While en route in Toronto, he changed his mind and career.
Prowde, who spent 25 years with the Toronto District School Board as an educator after a decade with Sidbec-Dosco which was established in 1968 by the Quebec government, succumbed to cancer on July 31 at age 74.
He was buried last Saturday.
Prior to retiring as a TDSB technical director, Prowde completed the Principal’s Course, chaired parent-teacher programs and helped develop the Graduate Race Relations Awareness & Community Experience (GRACE) program.
“I met Neville for the first time in 1989 when I was appointed a vice-principal at Stephen Leacock Collegiate Institute,” said retired educator, Lennox Borel. “He was a teacher on the staff and we became friends. At school he was well respected by students and colleagues alike. His warm and infectious smile was always welcoming to them and he was indeed a role model for his students.”
The same passion Prowde exuded for teaching was evident in his community service.
He was the John Brooks Community Foundation Scholarship Fund president for two years, a vice-chair with the City of Vaughan Safe City Committee and president of the Kingston College Old Boys Association Toronto chapter for three years.

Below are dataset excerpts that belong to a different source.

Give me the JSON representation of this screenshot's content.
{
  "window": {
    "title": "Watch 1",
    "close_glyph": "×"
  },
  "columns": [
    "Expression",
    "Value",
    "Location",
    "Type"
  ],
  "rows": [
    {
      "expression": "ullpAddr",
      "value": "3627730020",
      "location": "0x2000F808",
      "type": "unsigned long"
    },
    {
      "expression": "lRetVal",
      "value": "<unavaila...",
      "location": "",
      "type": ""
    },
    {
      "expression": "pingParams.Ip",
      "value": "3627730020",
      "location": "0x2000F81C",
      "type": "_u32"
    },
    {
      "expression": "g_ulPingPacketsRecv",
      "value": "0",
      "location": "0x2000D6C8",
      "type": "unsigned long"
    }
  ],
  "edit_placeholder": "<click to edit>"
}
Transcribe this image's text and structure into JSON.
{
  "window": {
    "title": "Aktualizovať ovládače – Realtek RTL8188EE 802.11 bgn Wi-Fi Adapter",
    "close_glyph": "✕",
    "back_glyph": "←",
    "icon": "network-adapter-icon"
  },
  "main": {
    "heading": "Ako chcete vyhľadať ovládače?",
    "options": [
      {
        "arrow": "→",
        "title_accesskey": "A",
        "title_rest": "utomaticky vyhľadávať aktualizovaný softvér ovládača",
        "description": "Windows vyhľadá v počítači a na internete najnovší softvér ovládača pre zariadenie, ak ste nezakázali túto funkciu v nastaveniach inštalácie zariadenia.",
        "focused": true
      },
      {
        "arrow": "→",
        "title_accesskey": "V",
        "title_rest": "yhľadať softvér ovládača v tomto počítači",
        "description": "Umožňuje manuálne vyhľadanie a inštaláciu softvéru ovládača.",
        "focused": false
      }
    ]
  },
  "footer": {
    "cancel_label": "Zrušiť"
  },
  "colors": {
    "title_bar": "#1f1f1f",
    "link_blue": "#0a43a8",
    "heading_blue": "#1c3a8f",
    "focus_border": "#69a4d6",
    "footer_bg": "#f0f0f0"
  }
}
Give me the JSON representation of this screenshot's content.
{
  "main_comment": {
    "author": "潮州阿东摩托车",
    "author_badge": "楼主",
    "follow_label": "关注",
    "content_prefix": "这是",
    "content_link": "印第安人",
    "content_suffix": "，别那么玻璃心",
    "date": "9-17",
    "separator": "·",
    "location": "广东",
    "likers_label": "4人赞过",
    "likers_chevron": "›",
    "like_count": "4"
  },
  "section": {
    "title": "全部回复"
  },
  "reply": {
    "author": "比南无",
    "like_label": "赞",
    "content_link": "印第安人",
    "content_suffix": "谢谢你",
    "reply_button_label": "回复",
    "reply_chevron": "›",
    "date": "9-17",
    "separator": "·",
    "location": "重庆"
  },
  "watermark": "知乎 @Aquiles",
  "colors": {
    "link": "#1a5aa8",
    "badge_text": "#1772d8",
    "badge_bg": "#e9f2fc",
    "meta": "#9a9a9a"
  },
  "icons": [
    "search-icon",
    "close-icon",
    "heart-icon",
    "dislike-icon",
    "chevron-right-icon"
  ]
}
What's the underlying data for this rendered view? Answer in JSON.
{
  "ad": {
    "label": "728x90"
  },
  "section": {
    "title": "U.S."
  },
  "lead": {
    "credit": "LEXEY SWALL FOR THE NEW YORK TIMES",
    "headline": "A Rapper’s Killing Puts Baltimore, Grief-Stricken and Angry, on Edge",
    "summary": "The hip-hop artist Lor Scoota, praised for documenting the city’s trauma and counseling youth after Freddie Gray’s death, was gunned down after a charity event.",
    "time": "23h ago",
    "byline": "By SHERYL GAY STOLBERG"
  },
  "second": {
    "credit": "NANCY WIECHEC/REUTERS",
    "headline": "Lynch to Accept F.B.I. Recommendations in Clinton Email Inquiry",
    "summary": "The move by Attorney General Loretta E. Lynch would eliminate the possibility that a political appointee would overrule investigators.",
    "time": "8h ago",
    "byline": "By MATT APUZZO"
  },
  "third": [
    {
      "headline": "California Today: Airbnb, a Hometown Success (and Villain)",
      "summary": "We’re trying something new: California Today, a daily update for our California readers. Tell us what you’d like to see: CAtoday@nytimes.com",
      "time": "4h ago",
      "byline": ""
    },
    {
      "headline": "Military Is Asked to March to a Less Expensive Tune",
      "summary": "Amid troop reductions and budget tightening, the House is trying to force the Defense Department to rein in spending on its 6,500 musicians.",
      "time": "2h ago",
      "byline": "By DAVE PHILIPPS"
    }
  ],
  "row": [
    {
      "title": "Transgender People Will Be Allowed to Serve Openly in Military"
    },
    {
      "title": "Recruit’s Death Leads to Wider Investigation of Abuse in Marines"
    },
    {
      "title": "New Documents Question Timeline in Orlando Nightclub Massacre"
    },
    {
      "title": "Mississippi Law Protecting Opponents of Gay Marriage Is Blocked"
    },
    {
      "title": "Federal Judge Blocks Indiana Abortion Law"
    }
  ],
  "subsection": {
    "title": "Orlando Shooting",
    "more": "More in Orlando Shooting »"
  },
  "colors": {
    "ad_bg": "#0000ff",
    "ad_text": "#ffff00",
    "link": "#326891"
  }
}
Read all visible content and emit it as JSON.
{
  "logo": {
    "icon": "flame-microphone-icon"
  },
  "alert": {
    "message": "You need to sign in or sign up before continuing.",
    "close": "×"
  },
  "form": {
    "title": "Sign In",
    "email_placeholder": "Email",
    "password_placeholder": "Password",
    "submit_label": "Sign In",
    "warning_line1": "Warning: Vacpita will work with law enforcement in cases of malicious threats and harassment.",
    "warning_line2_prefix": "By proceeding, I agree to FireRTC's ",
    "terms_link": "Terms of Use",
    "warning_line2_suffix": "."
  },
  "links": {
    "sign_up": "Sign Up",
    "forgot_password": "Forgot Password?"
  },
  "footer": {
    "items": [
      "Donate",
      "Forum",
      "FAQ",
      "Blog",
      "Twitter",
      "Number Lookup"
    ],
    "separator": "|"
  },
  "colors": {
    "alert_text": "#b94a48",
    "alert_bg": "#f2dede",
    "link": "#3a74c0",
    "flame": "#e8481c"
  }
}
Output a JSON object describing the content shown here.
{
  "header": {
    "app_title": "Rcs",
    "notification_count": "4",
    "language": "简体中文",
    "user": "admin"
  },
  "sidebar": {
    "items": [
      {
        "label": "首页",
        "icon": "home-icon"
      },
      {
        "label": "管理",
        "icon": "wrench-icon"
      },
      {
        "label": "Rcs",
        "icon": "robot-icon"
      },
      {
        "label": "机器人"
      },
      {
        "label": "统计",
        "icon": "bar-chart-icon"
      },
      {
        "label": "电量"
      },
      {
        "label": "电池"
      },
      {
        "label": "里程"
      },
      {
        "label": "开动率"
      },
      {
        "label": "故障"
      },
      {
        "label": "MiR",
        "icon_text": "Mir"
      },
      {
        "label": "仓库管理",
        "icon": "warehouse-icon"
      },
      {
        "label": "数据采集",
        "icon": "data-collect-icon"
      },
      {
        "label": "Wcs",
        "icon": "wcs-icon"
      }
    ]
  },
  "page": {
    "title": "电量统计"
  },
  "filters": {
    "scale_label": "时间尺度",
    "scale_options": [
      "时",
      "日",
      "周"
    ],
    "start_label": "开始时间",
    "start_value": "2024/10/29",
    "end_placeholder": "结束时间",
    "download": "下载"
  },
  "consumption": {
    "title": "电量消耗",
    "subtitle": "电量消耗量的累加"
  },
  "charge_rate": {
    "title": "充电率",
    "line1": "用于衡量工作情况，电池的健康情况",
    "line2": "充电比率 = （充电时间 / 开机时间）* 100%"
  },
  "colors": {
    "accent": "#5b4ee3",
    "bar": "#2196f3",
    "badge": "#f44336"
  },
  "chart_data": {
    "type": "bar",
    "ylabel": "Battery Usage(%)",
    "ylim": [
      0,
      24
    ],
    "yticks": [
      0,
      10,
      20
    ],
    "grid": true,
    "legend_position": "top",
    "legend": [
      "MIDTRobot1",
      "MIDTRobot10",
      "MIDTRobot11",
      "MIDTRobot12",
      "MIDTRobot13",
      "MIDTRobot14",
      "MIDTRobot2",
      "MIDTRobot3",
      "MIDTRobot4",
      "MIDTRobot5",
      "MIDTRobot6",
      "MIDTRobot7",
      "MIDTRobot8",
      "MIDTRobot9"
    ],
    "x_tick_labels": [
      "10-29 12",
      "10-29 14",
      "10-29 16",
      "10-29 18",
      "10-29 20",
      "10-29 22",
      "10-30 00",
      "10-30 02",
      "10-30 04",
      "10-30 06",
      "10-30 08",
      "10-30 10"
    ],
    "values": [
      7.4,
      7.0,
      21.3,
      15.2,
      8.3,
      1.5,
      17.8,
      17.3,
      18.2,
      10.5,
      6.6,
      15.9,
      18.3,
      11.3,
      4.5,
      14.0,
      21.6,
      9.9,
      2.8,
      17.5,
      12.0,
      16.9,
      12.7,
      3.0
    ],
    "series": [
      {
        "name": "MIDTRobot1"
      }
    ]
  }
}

“KC staged its first international reunion in Toronto and our fundraising reached an unprecedented level with him at the helm,” said Doug MacDonald, who succeeded Prowde as the association’s president in 1991. “Neville was a hard worker who got things done and he possessed a caring spirit.”
Lance Seymour, another KCOBA president, was shocked by Prowde’s passing.
“I had no idea he was ill,” he said. “So when I received the news, I was jolted.”
Seymour, who migrated to Canada in 1988, joined the organization when Prowde was the president.
“Looking back, that was one of the most successful periods of our organization,” said Seymour, who is a technology program manager with a large financial institution. “He was very good at fundraising and getting people out to our events.”
Current KCOBA president, Lawrence Prendergast, said Prowde will be missed.
“Like every KC alumni, purple blood ran through his veins,” he said. “He will definitely be in our thoughts when we gather for our next awards gala in October.”
In 2008, the Jamaica government honoured Prowde with a Community Service Award and, two years ago, the KCOBA recognized him for significant contributions to the organization.
Prowde is survived by his wife of 45 years – Ina Joy – and children Jacqueline and Christopher.
Their eldest son, Neville Prowde Jr., passed away suddenly at his Richmond Hill home on August 7, 2008.
“That hit him very hard and took a toll on his family,” said MacDonald. “I don’t think Neville ever bounced back from his son’s passing.”